Disabled people and deaf people are more likely to experience poor mental health.  Around one in three people with chronic physical impairment experience a mental health problem, compared to one in four in the wider population. Deaf people are twice as likely to suffer from depression as hearing people, and around 40 per cent of people who lose their sight also develop depression.  

Yet, it is still too hard for the disabled and deaf to access high quality mental health support.

The London Assembly Health Committee has been investigating what can be done to change this. Our report calls for a major shift in focus from the Mayor of London to make sure that his housing, transport, policing and economic plans work towards reducing factors that contribute to avoidable mental illness.

But disabled people and deaf people will still need to access mental health services sometimes, and should be able to do so in the same way that anyone else does. So what can GPs, therapists, counsellors, and the wider health and care profession do to break down the barriers?

In my GP surgery and others across the country we have leaflets and posters showing who you can contact for mental health support, but what if you are blind? What if you can’t phone to get a doctor’s appointment? We might put information on our website, but disabled people and deaf people are disproportionately locked out of the internet – one in four disabled people have never used the internet.

Finding ways for people to talk more about their mental health is vital. In an ideal world, people should be able to access talking therapies in their own language, whenever they need to. Evidence from SignHealth and BSL Healthy Minds shows that deaf people have better treatment outcomes when they work one-on-one with a signing therapist. Although commissioning challenges mean that local authorities often prefer to fund interpreters.

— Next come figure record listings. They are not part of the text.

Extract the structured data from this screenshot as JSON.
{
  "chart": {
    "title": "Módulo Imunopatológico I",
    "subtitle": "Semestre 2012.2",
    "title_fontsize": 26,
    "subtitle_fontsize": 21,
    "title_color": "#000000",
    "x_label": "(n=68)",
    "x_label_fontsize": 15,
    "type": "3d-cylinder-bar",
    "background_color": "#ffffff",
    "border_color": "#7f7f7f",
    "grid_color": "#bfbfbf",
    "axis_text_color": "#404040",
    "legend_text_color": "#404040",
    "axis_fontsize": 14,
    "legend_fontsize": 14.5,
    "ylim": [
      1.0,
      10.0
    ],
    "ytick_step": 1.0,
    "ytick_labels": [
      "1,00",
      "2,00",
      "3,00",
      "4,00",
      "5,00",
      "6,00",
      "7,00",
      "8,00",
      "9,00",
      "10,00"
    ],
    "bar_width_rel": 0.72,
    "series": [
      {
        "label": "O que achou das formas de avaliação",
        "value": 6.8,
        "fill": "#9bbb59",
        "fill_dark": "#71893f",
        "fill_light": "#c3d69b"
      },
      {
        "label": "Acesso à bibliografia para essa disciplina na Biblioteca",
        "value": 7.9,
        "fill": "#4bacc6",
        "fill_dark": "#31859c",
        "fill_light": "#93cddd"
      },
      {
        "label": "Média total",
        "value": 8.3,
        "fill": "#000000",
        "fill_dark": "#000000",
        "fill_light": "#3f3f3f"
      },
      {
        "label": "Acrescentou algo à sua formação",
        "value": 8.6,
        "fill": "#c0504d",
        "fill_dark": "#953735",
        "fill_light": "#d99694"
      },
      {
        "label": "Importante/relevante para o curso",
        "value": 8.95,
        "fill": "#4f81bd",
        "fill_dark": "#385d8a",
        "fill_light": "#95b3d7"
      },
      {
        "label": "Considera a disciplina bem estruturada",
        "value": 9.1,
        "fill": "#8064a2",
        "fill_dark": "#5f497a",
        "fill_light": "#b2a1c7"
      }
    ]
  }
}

Imagine the difficulties in building a therapeutic relationship with someone when you have to relay your innermost fears and feelings through a third person. Training more professionals in British Sign Language would be a great step forward, although learning BSL to a good standard is a long term investment, not a quick fix.

Fortunately, there are some quick fixes to making services more disability and deaf friendly.  Basic things like:

  • Allowing people to contact you by email or text, not just by phone
  • Ensuring all staff are trained in disability and deaf awareness
  • Investing in ramps for wheelchair access
  • Making sure you think about how you present information about your services in accessible formats and the language that you use
  • Encouraging deaf people and disabled people to give feedback on how to make services more welcoming

Local community and voluntary groups can help you to reach out to people who are currently being shut out from the mental health support they need.

Real improvements can only come from listening to and respecting those living with disability and living with mental health problems – those who have experienced the services and know what has worked well and what hasn’t.

Deaf people and disabled people shouldn’t need to fight to make their voices heard. This is a challenge for all of us working in health and care, and it is time for us to take up this challenge.